Les facteurs majeurs qui dictent la précocité des vendanges
Choisir de vendanger en avance, ce n’est ni caprice ni tradition immobile. C’est une décision mûrie, prise à la croisée de multiples facteurs :
- L’évolution des maturités (sucre, acidité, phénols)
- Le style de vin recherché
- La nature du cépage et du terroir
- Les aléas climatiques (canicules, précipitations…)
- L’état sanitaire des raisins
L’équilibre entre sucre, acidité et arômes
Au fil de la maturation du raisin, le sucre augmente (par photosynthèse), pendant que l’acidité décroît – c’est l’une des lois fondamentales de la vigne. Mais le développement des arômes, lui, ne suit pas toujours le même tempo.
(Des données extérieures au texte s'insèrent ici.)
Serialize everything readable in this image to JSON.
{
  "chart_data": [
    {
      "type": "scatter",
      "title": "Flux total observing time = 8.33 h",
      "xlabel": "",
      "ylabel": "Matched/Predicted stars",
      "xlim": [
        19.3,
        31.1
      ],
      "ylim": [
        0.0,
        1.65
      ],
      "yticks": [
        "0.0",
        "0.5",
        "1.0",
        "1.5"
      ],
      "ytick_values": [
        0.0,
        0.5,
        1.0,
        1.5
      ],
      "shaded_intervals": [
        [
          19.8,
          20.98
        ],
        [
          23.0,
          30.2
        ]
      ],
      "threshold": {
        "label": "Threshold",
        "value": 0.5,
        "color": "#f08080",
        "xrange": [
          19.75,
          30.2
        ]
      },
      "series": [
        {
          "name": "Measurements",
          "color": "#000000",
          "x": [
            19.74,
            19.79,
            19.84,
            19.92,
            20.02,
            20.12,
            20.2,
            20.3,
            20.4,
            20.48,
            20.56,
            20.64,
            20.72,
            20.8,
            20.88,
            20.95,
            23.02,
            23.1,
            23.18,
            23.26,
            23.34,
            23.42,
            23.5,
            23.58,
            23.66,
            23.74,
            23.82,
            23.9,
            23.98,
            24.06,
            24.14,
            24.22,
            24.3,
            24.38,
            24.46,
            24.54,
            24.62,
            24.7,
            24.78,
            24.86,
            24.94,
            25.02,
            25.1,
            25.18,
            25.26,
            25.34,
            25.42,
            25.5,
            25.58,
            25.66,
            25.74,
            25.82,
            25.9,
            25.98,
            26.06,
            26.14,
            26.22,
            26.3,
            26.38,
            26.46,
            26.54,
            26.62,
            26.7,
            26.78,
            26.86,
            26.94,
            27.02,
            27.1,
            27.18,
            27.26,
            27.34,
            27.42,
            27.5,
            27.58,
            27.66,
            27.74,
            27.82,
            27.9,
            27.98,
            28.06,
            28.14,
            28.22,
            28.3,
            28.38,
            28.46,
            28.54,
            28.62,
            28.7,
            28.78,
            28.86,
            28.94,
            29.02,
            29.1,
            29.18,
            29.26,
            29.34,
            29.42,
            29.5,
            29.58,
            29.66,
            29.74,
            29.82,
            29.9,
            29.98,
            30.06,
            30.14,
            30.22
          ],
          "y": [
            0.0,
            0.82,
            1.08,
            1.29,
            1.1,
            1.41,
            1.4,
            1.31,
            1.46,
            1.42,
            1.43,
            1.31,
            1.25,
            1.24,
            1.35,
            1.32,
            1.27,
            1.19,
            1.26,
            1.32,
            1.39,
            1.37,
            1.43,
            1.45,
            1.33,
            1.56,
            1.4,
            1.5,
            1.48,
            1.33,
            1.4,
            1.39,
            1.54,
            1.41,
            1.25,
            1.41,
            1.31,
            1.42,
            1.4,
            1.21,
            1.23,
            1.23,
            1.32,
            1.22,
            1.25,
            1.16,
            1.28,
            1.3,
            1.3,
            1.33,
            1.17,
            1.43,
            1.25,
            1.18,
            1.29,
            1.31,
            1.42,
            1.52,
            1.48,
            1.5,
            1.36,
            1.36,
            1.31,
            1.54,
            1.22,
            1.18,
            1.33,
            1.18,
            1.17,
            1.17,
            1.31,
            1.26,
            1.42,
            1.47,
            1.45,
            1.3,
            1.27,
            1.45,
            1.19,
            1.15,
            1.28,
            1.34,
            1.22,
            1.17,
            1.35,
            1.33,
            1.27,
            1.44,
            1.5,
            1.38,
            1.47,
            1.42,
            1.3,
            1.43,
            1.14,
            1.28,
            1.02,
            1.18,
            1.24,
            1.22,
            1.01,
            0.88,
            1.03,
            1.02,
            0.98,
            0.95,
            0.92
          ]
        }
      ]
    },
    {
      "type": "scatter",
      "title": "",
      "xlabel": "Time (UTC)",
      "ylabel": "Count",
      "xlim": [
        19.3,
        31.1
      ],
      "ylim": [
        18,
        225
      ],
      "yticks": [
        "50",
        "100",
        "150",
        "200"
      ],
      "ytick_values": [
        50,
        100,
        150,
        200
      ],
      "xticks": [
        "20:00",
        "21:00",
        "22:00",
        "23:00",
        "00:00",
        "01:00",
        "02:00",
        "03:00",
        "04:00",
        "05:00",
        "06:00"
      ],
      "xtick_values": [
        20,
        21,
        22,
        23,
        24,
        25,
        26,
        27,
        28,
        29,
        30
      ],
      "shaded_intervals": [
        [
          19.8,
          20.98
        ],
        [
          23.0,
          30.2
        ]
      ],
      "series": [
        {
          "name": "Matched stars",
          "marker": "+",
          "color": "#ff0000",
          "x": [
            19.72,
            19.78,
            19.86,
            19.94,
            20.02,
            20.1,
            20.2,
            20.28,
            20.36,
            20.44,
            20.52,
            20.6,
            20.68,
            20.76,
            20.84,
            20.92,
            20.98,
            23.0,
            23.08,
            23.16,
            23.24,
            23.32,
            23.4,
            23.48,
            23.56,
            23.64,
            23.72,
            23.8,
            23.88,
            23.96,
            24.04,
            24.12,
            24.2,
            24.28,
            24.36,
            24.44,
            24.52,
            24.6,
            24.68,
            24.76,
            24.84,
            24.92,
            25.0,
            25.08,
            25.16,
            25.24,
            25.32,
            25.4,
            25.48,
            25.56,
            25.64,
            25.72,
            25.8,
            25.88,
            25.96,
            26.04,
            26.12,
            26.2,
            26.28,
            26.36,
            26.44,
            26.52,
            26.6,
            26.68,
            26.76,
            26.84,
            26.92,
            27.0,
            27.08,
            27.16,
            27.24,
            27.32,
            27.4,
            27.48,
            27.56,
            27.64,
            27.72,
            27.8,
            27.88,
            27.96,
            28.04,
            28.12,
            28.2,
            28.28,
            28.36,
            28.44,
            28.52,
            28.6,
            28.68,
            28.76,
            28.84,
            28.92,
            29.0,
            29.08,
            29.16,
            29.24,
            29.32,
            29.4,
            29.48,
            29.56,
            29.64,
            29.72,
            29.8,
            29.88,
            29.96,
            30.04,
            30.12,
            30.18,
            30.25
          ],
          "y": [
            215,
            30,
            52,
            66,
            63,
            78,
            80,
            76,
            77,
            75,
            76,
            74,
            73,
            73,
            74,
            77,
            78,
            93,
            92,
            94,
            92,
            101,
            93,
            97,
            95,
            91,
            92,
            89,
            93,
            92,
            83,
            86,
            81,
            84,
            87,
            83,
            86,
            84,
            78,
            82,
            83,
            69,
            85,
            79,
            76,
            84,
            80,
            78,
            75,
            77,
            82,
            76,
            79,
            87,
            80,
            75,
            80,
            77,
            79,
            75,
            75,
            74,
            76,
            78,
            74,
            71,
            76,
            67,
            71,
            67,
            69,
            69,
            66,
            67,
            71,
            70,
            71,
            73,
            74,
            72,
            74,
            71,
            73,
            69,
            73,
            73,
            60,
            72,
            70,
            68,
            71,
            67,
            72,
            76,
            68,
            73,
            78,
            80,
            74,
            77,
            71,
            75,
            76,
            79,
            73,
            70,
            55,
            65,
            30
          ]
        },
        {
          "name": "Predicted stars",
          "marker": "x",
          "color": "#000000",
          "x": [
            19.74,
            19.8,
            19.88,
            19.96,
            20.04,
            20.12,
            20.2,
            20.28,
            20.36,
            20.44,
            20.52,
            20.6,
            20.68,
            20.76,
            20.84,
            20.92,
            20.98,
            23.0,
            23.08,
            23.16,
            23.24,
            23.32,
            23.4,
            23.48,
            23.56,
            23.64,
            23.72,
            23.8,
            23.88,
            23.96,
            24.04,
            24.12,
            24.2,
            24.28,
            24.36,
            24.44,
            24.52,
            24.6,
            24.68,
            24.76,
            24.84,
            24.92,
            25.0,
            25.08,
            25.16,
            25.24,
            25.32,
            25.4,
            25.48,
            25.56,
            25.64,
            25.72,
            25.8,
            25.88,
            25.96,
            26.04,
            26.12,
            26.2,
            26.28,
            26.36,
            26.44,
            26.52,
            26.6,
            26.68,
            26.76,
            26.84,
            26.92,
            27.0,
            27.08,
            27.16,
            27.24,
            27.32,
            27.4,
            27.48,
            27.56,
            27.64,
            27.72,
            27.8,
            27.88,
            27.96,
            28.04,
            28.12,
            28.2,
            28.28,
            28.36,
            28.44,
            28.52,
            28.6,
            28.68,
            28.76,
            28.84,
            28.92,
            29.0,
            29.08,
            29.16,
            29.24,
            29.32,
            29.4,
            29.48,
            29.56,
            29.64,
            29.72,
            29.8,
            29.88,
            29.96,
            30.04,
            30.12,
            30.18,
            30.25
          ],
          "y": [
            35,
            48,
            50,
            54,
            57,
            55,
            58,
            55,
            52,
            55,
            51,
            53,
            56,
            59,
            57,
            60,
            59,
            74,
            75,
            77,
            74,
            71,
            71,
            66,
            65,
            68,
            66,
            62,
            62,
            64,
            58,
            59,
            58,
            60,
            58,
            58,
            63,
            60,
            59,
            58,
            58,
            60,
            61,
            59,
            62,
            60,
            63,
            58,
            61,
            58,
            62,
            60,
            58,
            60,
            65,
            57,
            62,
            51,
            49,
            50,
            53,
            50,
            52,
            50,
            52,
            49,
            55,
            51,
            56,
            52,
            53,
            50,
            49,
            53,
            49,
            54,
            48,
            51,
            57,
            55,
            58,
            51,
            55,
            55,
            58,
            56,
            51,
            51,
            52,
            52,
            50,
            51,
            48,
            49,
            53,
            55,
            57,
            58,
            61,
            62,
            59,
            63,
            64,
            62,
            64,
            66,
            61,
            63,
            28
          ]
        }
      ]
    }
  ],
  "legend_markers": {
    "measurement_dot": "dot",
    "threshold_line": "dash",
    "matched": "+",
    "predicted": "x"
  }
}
Dans le Sancerrois ou ailleurs, viser une cuvée ciselée, pure et fraîche, c’est parfois jouer sur une légère avance : on garde alors une acidité plus tranchante, l’empreinte du terroir reste plus nette, le vin conserve son nerf. À l’inverse, patienter trop, c’est prendre le risque de lourdeur, de mollesse, voire de perte d’identité.
Même la presse spécialisée (La Revue du Vin de France, source) rappelle que quelques jours peuvent tout changer : « Récolter cinq jours plus tôt, c’est parfois sauver la fraîcheur, l’expression saline, la longévité du vin. »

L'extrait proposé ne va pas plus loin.